Plus de doute possible, elle va faire du bien cette route…
Par Boris Varnitzky, Chef de Mission RDC Ituri
Les objectifs de notre projet en Ituri
Date d’intervention : 01/05/06 au 31/03/07
Objectif spécifique :
L’objectif spécifique consiste à améliorer la situation alimentaire de 6.500 familles affectées par les derniers conflits, vivant dans les territoires de Irumu et de Mambasa, à travers des activités de réhabilitation de routes en « cash for work » et de distribution de semences et d’outils aux familles des enfants mal nourris.
Objectifs secondaires :
Les objectifs secondaires consistent à :
Améliorer les conditions sanitaires grâce à un apport suffisant et équilibré de nourriture ;
Diminuer la malnutrition pendant les périodes de soudure ;
Revitaliser le flux des échanges commerciaux ;
Désenclaver Boga et améliorer l’économie locale ;
Diminuer progressivement l’économie de troc.

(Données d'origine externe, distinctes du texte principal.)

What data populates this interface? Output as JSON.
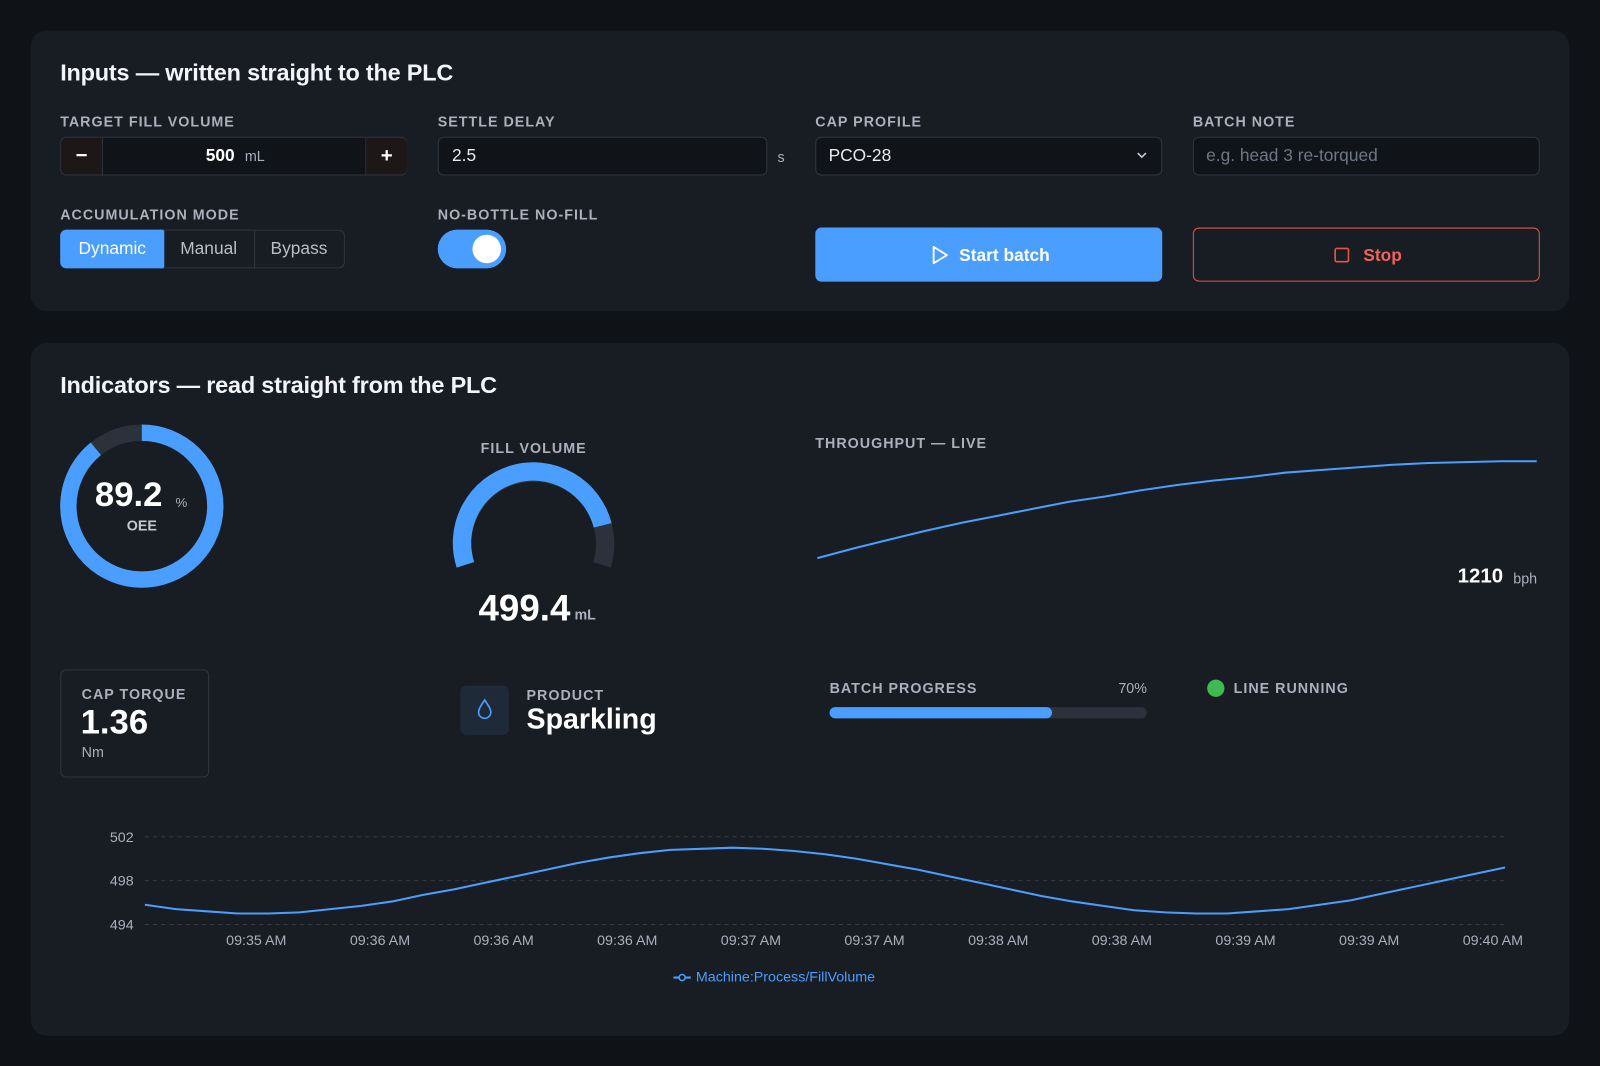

La route à réhabiliter et initialement envisagée (zone Idohu – Zunguluka, axe Boga – Tshabi – Zungunluka) est toujours fréquentée par les miliciens du Force de Résistance Patriotique en Ituri (FRPI) et personne n'est à ce jour revenu dans les villages le long de cet axe. Le nouveau tracé retenu (cf carte), nous permet d’atteindre les mêmes objectifs. La distance reste exactement la même, soit 60km, et permet également de rejoindre la Nationale 4, 35km plus au sud que sur le tracé précédent.
Hum,
Les routes du Congo et de l'Ituri... Belle et grande aventure!

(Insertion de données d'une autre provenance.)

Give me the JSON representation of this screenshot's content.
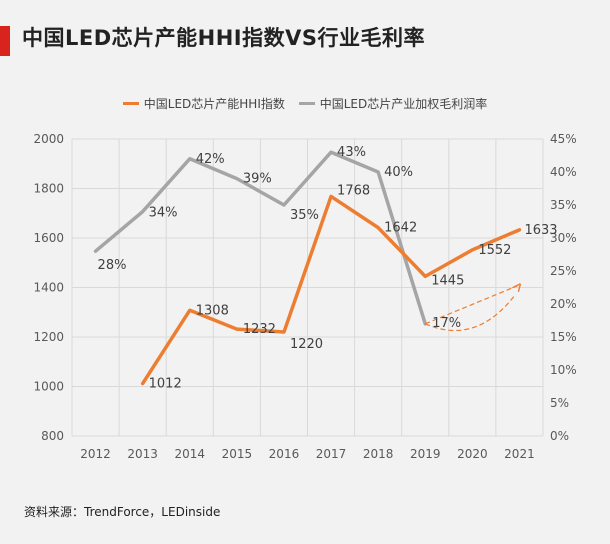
{
  "page": {
    "title": "中国LED芯片产能HHI指数VS行业毛利率",
    "source": "资料来源：TrendForce，LEDinside",
    "accent_color": "#d9231d"
  },
  "chart_data": {
    "type": "line",
    "x": [
      "2012",
      "2013",
      "2014",
      "2015",
      "2016",
      "2017",
      "2018",
      "2019",
      "2020",
      "2021"
    ],
    "y_left": {
      "ylim": [
        800,
        2000
      ],
      "ticks": [
        "800",
        "1000",
        "1200",
        "1400",
        "1600",
        "1800",
        "2000"
      ]
    },
    "y_right": {
      "ylim": [
        0,
        45
      ],
      "ticks": [
        "0%",
        "5%",
        "10%",
        "15%",
        "20%",
        "25%",
        "30%",
        "35%",
        "40%",
        "45%"
      ]
    },
    "series": [
      {
        "name": "中国LED芯片产能HHI指数",
        "axis": "left",
        "color": "#ed7d31",
        "values": [
          null,
          1012,
          1308,
          1232,
          1220,
          1768,
          1642,
          1445,
          1552,
          1633
        ],
        "labels": [
          "",
          "1012",
          "1308",
          "1232",
          "1220",
          "1768",
          "1642",
          "1445",
          "1552",
          "1633"
        ]
      },
      {
        "name": "中国LED芯片产业加权毛利润率",
        "axis": "right",
        "color": "#a5a5a5",
        "values": [
          28,
          34,
          42,
          39,
          35,
          43,
          40,
          17,
          null,
          null
        ],
        "labels": [
          "28%",
          "34%",
          "42%",
          "39%",
          "35%",
          "43%",
          "40%",
          "17%",
          "",
          ""
        ]
      }
    ],
    "annotation": {
      "type": "dashed-arrow",
      "color": "#ed7d31",
      "from_x": "2019",
      "to_x": "2021"
    },
    "grid": true,
    "legend": "top"
  }
}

Bon courage à vous tous à l'heure de drainer ces bourbiers...et autres réjouissances si réjouissantes, qui font de ces programmes de malades... un defi à la hauteur de ce que PU peut faire de grand dans l'humanitaire au Congo.
Merci à toi Boris de partager çela avec tes petits camarades des montagnes et des djebels... ça donnerait presque envie, ta route là ! Ha oui vraiment, surtout le truc à 43° meme si de mon coté, je serais plutot du genre 45° avec des notes fruitées façon prune jaune du Nordeste, Mon coté brésilien, à n'en pas douter!
Passe le bonjour de ma part aux italiens de Mambasa si tu passes par là bas et hommage sincère vers ce petit homme Bira qui est parti un peu précipitement et contre son gré vers d'autres cieux moins encombrés...
Amitiés pour tous ceux qui continuent à croire à ce que vous faites et qui t'accompagnent.
Alban
Rédigé par : le Z | 24 novembre 2006 à 22:53
Ben mon colon !! Faut le faire ton job Boris ! Mais c est pas plus con que prendre le RER a la Gare du Nord le soir pour rentrer a la maison! Ce que je n ai jamais fait Dieu merci ! Par contre pousser une moto pendant des kilometres sur l autoroute en pleine nuit, je connais ! Gros bisous et bonne continuation.